- Artist: Erich Lamade
- Year: 1940
- Location: Portland, Oregon, United States

= Pageant of Oregon History =

1940 mural in Portland, Oregon, U.S.

Pageant of Oregon History, or A Pageant of Oregon History, is a 300 sqft mural by Erich Lamade, painted on the interior of Abernethy Elementary School in southeast Portland, Oregon's Hosford-Abernethy neighborhood, in the United States.

==Description==
Erich Lamade's Pageant of Oregon History is a 300 sqft mural, painted on four walls of the school's library. It depicts the history of Oregon in chronological order.

==History==
The mural was commissioned by the Works Progress Administration in the 1930s as part of Federal Project Number One, and completed in 1940. It was covered by six coats of interior paint starting in the mid-1950s. The painting was partly uncovered in 2007, and preservation efforts began. In 2017, the city's Heritage Conservation Group and the school's Parent-Teacher Association (PTA) led a fundraising campaign to fund a $71,274 restoration project.
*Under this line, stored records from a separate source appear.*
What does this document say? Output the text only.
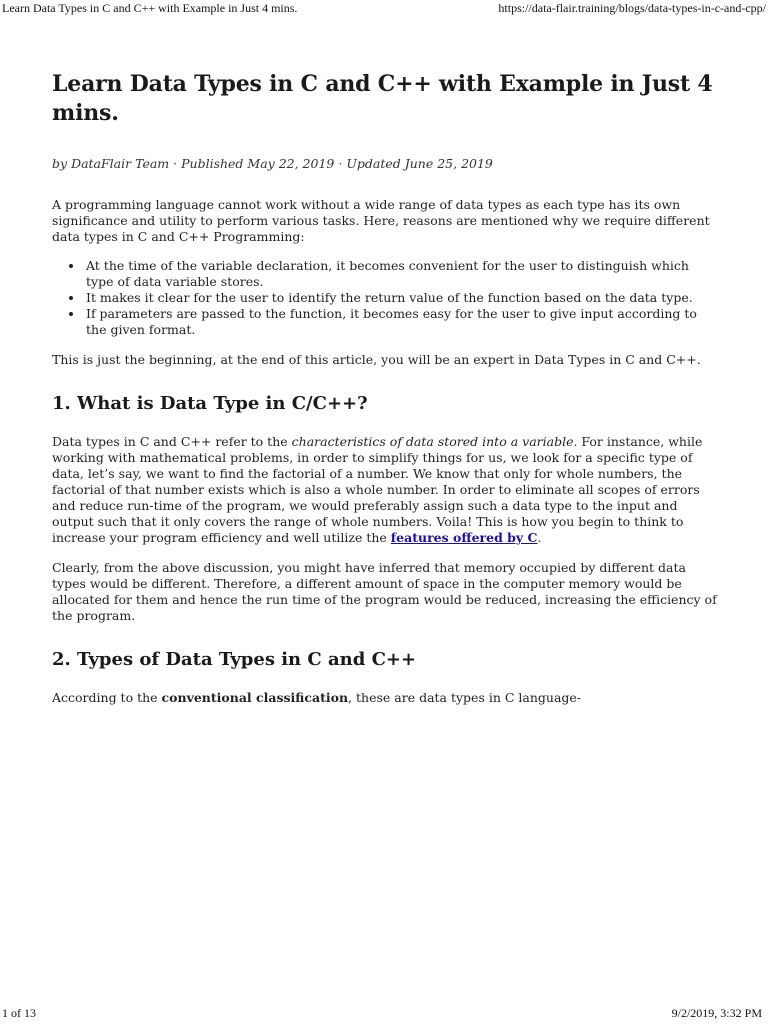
Learn Data Types in C and C++ with Example in Just 4 mins.	https://data-flair.training/blogs/data-types-in-c-and-cpp/
Learn Data Types in C and C++ with Example in Just 4 mins.
by DataFlair Team · Published May 22, 2019 · Updated June 25, 2019

A programming language cannot work without a wide range of data types as each type has its own significance and utility to perform various tasks. Here, reasons are mentioned why we require different data types in C and C++ Programming:

• At the time of the variable declaration, it becomes convenient for the user to distinguish which type of data variable stores.
• It makes it clear for the user to identify the return value of the function based on the data type.
• If parameters are passed to the function, it becomes easy for the user to give input according to the given format.

This is just the beginning, at the end of this article, you will be an expert in Data Types in C and C++.

1. What is Data Type in C/C++?

Data types in C and C++ refer to the characteristics of data stored into a variable. For instance, while working with mathematical problems, in order to simplify things for us, we look for a specific type of data, let’s say, we want to find the factorial of a number. We know that only for whole numbers, the factorial of that number exists which is also a whole number. In order to eliminate all scopes of errors and reduce run-time of the program, we would preferably assign such a data type to the input and output such that it only covers the range of whole numbers. Voila! This is how you begin to think to increase your program efficiency and well utilize the features offered by C.

Clearly, from the above discussion, you might have inferred that memory occupied by different data types would be different. Therefore, a different amount of space in the computer memory would be allocated for them and hence the run time of the program would be reduced, increasing the efficiency of the program.

2. Types of Data Types in C and C++

According to the conventional classification, these are data types in C language-

1 of 13	9/2/2019, 3:32 PM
Financial contributors included $20,000 from the Oregon Heritage Commission, $15,000 from the National Trust for Historic Preservation, and $5,000 from the Autzen Foundation; additional funds were raised from a GoFundMe campaign, launched in December. The restoration began during mid 2018, starting with the room's south and southeast walls using methods developed by Portland State University's Regional Laboratory for the Science of Cultural Heritage Conservation. Restoration work cannot be completed during the academic calendar and is slated to begin again during mid 2019. Local historian Chet Orloff supports the mural's restoration.